Son dönemde ülke genelinde yaşanan gıda zehirlenmelerinin ardı arkası kesilmezken, gıda kaynaklı hastalıklardaki artış da dikkatlerden kaçmıyor.

Bu durumun temel sebebi ise gözünü para hırsı bürümüş bazı kişilerin, bu uğurda halk sağlığını hiçe saymaları. Ki şehrimizde geçtiğimiz günlerde yaşanan bir hadise, bu durumu bir kez daha gözler önüne serdi.

Evet efendim; Eskişehir’in Çifteler ilçesinde kaçak olarak çalışan bir işletmeye yapılan baskın neticesinde, 215 kg at etinin ele geçirilmesinden söz ediyoruz.

***

İnsanın kanını donduran bir olay olmakla birlikte, bir bakıma malumun ilamı da diyebiliriz. Çünkü sektör temsilcilerinin de hak vereceği üzere, özellikle kırmızı et piyasasında dönen dolaplar saymakla bitmez.

Göçük olarak ifade edilen hasta hayvanlardan tutun, dış kesim olarak tabir edilen kaçak hayvan kesilmesine kadar neler yaşanıyor neler…

***

Nitekim güvenilir gıdaya erişebilmenin önemi her geçen gün daha da artarken, temel besin maddelerinin başında gelen kırmızı et konusunda yaşanan bu olumsuzlukların önüne geçebilmek için tüm şehirlerde mezbaha olarak da ifade edilen modern kesimhanelerin kurulması gerekiyor. Bu konuda görev ise elbette belediyelere düşüyor.

Ne var ki yıl olmuş 2026, Eskişehir Büyükşehir Belediyesi hala bir mezbaha yapabilmiş değil.

Evet efendim; Yılmaz Büyükerşen’in 25 yıllık belediye başkanlığı sürecinde ihmal edilmiş hayati bir konudan söz ediyoruz.

Sayın Büyükerşen;

Senfoni orkestrasına bütçe ayırmış,

Çekirdek çitleyen eşek heykeli yapmış,

Tozun toprağın ortasına çakma bir plaj açmış,

Ama Eskişehirlilerin sağlığı için oldukça büyük önem arz eden bir kesimhane yapmaya, her nedense gerek duymamış. Hatta vakti zamanında iyi kötü bir belediye mezbahamız vardı, tutmuş onu da kapatmış.

***

Şimdilerde ise Çifteler ilçesinde yaşanan bu vahim hadisenin ardından, Eskişehir’in bir belediye mezbahasına sahip olmasının önemi, kuşkusuz ki çok daha iyi anlaşılıyor.

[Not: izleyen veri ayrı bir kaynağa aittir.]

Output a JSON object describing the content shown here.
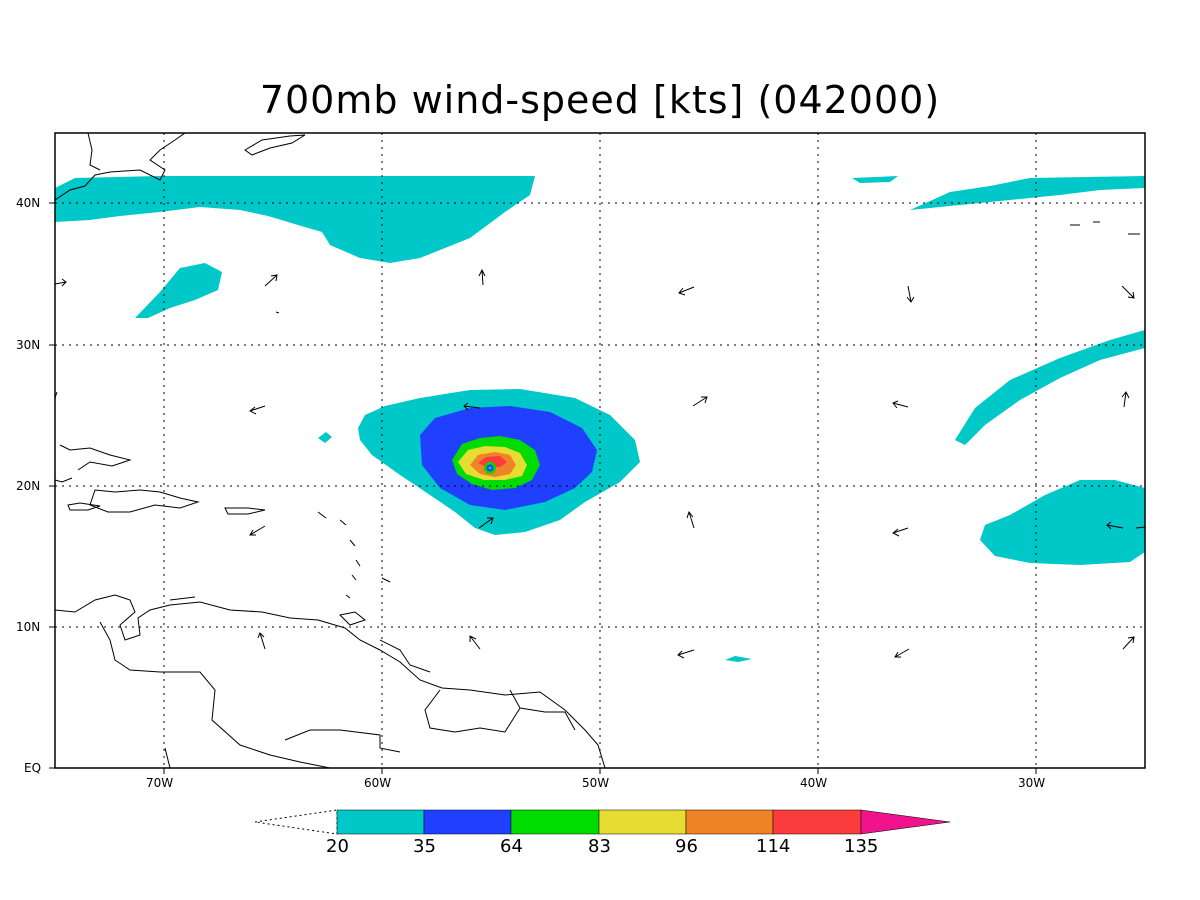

Ve bu konuda tüm ümidimiz, Büyükşehir Belediye Başkanı Ayşe Ünlüce’de.

Tamam; seçim öncesi Eskişehir’e mezbaha yapma sözü veren Ayşe Ünlüce’nin, yerel yönetimlerin mali kaynaklarının kısıtlandığı ve SGK prim borçları başta olmak üzere önceki dönemlerden devreden pek çok mali yükü omuzlamak zorunda kaldığı bir dönemde, böylesi yüksek maliyetli bir projeyi hayata geçirebilmesinin kolay olmadığını elbette çok iyi biliyoruz.

Ne var ki çok zaman maharet, zoru başarabilmekte.

Nitekim Başkan Ünlüce’yi, farklı kılan da aslında tam olarak bu değil mi?

Yorum sizlerin.

Bendeniz yarın yine buradayım.

Beklerim efendim…

GÜNÜN SÖZÜ:

Milyonlarca insan elmanın düştüğünü gördü; ancak nedenini soran kişi Newton’du.